Past the Popcorn provides South King Media with exclusive reviews of Theatrical and Home Video entertainment. We aim to dig just a little deeper than the surface of what we watch.
There is little debate that the original Jurassic Park film from 1993 is a genuine classic, but that its sequels left something to be desired. Then along came 2015’s Jurassic World which restored some of the original film’s magic, mostly by returning the franchise to its theme-park-gone-haywire roots. What was scary about those films is that they brought the dinosaurs into our world, whereas the first two sequels sent humans into the dinosaur’s domain of the abandoned island. Now comes Jurassic World: Fallen Kingdom, a sequel that cannot return to the theme park because it would be far too implausible to have another park open after not one, but two deadly disasters. What Fallen Kingdom does do that works, though, is stick with the idea of the dinosaurs being brought into our world rather than us into ours, and the result is another tension-filled, edge-of-your-seat thrill ride.
It has been a few years since the disaster at the Jurassic World theme park, and ever since the dinosaurs have been roaming free on the island of Isla Nublar. A long-dormant volcano on the island has become active, though, threatening to extinguish dinosaurs from the face of the Earth for a second time. The debate rages in Washington over whether or not these cloned creatures are entitled to the same protection as other endangered species, but a reclusive billionaire has come up with a plan. He owns an island (sound familiar?) that is completely shielded from the rest of the world where the dinosaurs could thrive without endangering the human race. But first, he must send a team in to rescue the animals from Isla Nublar before the island destroys itself.

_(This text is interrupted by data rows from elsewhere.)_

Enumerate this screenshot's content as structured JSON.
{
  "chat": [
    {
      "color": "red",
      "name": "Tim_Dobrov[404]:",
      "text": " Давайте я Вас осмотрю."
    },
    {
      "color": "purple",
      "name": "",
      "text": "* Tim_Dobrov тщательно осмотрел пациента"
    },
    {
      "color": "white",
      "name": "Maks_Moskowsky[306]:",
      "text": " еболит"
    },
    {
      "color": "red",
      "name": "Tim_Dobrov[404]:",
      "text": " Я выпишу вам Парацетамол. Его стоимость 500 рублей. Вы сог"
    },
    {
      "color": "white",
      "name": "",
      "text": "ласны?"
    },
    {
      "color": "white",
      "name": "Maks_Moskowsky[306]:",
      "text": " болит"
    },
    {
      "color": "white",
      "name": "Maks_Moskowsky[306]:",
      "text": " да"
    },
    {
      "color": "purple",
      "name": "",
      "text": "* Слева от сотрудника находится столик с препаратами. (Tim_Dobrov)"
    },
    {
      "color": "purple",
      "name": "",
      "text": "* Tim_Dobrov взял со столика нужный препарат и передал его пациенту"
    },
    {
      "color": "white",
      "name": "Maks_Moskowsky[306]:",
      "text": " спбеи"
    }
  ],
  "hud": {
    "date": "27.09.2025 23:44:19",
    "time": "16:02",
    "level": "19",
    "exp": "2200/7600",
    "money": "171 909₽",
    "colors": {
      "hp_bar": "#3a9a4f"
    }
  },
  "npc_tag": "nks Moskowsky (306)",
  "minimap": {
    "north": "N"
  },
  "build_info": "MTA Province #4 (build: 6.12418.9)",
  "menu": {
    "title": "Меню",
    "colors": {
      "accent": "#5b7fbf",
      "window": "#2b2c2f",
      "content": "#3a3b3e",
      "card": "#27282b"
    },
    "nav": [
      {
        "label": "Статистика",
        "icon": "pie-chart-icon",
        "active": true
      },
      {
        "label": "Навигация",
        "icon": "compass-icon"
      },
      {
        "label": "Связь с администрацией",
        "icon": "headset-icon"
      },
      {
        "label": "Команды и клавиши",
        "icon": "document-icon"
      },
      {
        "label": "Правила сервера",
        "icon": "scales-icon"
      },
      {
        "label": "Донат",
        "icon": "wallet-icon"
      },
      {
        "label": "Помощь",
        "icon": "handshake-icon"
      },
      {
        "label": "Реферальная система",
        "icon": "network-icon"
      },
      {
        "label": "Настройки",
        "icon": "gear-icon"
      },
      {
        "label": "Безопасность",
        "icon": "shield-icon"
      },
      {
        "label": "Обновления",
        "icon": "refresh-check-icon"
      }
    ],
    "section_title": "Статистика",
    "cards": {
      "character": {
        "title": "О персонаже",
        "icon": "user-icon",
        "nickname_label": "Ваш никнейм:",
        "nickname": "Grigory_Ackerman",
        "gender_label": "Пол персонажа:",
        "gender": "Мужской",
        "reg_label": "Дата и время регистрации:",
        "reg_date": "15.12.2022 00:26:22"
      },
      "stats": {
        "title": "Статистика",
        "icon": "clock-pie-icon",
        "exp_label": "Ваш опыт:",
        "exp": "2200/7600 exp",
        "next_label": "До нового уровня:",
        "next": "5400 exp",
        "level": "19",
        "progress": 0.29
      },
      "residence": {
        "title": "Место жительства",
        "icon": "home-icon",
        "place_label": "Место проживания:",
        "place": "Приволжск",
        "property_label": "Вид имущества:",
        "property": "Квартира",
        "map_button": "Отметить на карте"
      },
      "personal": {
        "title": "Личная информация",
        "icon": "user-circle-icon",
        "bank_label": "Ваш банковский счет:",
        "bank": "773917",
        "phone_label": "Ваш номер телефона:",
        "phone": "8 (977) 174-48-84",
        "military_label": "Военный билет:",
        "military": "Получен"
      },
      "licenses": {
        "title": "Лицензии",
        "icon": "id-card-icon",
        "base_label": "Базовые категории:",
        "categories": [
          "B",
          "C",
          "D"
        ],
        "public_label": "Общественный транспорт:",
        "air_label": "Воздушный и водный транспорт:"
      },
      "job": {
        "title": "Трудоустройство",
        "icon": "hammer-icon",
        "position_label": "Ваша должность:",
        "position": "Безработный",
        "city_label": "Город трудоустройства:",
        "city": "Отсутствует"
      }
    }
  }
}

For his expedition, he recruits Bryce Dallas Howard’s Claire Dearing because of her familiarity with the island and Chris Pratt’s Owen Grady because of his unique bond with one of the island’s most ferocious carnivores: the Velociraptor named Blue. Almost immediately upon returning to the island, Claire and Owen learn that there are more nefarious plans at work and they soon find themselves stowing away on a ship transporting the animals to the mainland like Noah’s Ark. Upon returning, they get caught up in a mansion-set survival story eerily similar to the plot of the original Resident Evil video game; or, more fittingly, the Resident Evil-inspired, dinosaur-filled Dino Crisis.
The video game comparison is apt because Jurassic World: Fallen Kingdom is a roller-coaster ride that runs from one set piece to another, pausing briefly in between for a few cut-scenes worth of exposition. And the movie is at its best when it is going all-out. The volcano eruption sequence that has been the centerpiece of the film’s marketing campaign delivers strongly on its promise and then some. From the moment the tables turn on our leads right up through their narrow escape from the natural disaster, the movie keeps energy flowing and butts on the edges of seats.
The second half of the film, taking place in a giant mansion with hidden elevators and secrets, is thrilling because it is something we have not yet seen in the Jurassic Park franchise. This is the most human location—a home, even if an excessively large one—that the franchise has thrown the dinosaurs into, not counting the tacked-on ending of Lost World. The extended sequence may feature the best blend of horror and action elements since the power bunker and kitchen sequences in the original film. The film does have its fair share cheesy moments that inspire unintended laughter at times, and some of the expositional scenes run on a little too long; but for the most part it moves well and keeps the tension heightened.
Director J.A. Bayona is a newcomer to the franchise and his filmography suggests he is a perfect fit, having already directed horror (The Orphanage), a disaster movie (The Impossible), and a movie with a giant monster (A Monster Calls). He brings all of those elements together in Fallen Kingdom, while also addressing moralistic questions such as the threat of genetic engineering and the question of whether clones are owed the same rights as natural-born life forms. He is also very clearly a movie buff as this film is loaded with obvious references to classics such as Vertigo, The Shining, and of course, the original Jurassic Park. It may be time to put the young kid hiding in a cabinet but unable to close the door reference to bed, though, because it is starting to wear out its welcome.
Jurassic Park: Fallen Kingdom is a rare sequel that actually builds upon the world of the original rather than simply copying it on a larger scale. It is also maybe the first movie in this franchise that concludes leaving us with a genuine appetite—not just for another sequel, but to see where this particular story can go. That is something every franchise film should aspire to.
Fallen Kingdom opens today at the AMC Kent Station 14, the AMC Southcenter 16, the Century Federal Way, and the Landing Stadium 14 in Renton.